L’Algérie visée par Aqmi pour son soutien présumé à Kadhafi

L’Algérie visée par Aqmi pour son soutien présumé à Kadhafi

La branche régionale d’Al-Qaïda a revendiqué dimanche l’attentat meurtrier contre l’académie formant l’élite militaire de l’Algérie, expliquant avoir visé un symbole du «soutien» présumé d’Alger au régime libyen de Mouammar Kadhafi. Intitulé «cadeau de l’Aïd» marquant la fin du Ramadan prévue mercredi, un communiqué adressé au nom d’Al-Qaïda au Maghreb islamique (Aqmi) à l’AFP à Rabat a revendiqué la double attaque suicide de vendredi. L’attentat a fait 18 morts et 26 blessés peu après la rupture du jeûne, à l’académie de Cherchell, à une centaine de km à l’ouest d’Alger. Le communiqué, non authentifié formellement, est signé de «Salah Abou Mohamed, responsable de l’information de l’organisation Al-Qaïda au Maghreb islamique». Le texte explique que l’académie militaire constituait «le plus important symbole du régime algérien» à qui Aqmi reproche notamment son «soutien au régime de Kadhafi», le dirigeant libyen en fuite depuis la prise de Tripoli par les rebelles il y a une semaine.

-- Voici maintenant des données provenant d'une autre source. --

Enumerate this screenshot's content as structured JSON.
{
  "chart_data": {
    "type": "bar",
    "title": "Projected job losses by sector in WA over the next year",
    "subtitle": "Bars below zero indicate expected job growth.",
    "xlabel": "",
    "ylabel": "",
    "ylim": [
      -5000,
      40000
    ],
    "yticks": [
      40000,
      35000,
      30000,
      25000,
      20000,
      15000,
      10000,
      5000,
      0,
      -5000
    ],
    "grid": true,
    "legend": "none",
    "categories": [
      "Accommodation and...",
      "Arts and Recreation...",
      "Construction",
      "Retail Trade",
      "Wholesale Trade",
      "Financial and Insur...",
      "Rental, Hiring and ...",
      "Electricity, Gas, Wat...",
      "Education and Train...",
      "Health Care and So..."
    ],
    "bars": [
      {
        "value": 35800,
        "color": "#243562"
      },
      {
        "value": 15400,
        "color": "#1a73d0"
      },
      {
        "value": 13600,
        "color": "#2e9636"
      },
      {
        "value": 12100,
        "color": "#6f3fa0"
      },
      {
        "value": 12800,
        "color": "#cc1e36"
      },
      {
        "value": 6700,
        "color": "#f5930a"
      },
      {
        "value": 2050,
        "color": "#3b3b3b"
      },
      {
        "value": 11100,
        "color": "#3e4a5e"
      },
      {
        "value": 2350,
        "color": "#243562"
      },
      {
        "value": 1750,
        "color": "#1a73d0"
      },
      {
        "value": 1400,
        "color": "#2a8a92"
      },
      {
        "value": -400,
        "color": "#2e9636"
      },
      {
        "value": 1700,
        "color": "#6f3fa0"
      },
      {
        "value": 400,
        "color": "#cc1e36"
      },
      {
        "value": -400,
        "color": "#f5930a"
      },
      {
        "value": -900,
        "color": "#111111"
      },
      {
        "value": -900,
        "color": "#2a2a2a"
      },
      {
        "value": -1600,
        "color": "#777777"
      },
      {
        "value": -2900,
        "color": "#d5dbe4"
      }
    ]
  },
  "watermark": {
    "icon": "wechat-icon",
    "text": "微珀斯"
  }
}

Les Etats-Unis ont qualifié dimanche l’attentat d’«acte odieux». Dans un communiqué publié à Alger, ils déclarent qu’ils «respectent profondément les sacrifices continus de l’Algérie dans son combat contre le terrorisme à travers la région».  Les accusations d’Aqmi sont proférées alors que les rebelles n’ont cessé d’affirmer qu’Alger soutenait Kadhafi pour n’avoir pas, jusqu’à présent, reconnu leur Conseil national de transition (CNT) ni demandé le départ du colonel Kadhafi. Dimanche encore, leur porte-parole Ahmed Omar Bani a indiqué que le CNT faisait «une distinction entre le grand peuple algérien et le gouvernement algérien. Les Algériens nous ont reconnus comme combattants de la liberté et libérateurs de notre pays». Usant d’un ton vengeur envers les dirigeants algériens, le porte-parole des insurgés a également affirmé qu’«un jour viendra où ils devront répondre de leur attitude vis-à-vis des révolutionnaires libyens». Restée prudente depuis l’éclatement de la crise dans ce pays frontalier, l’Algérie avait affirmé jeudi observer une «stricte neutralité en refusant de s’ingérer, de quelque manière que ce soit, dans les affaires intérieures de la Libye». Les relations d’Alger et du CNT sont tendues depuis des mois. Les rebelles ont commencé par accuser les Algériens d’avoir dépêché des mercenaires pour soutenir le chef libyen, ce qu’Alger a démenti à chaque fois avec force.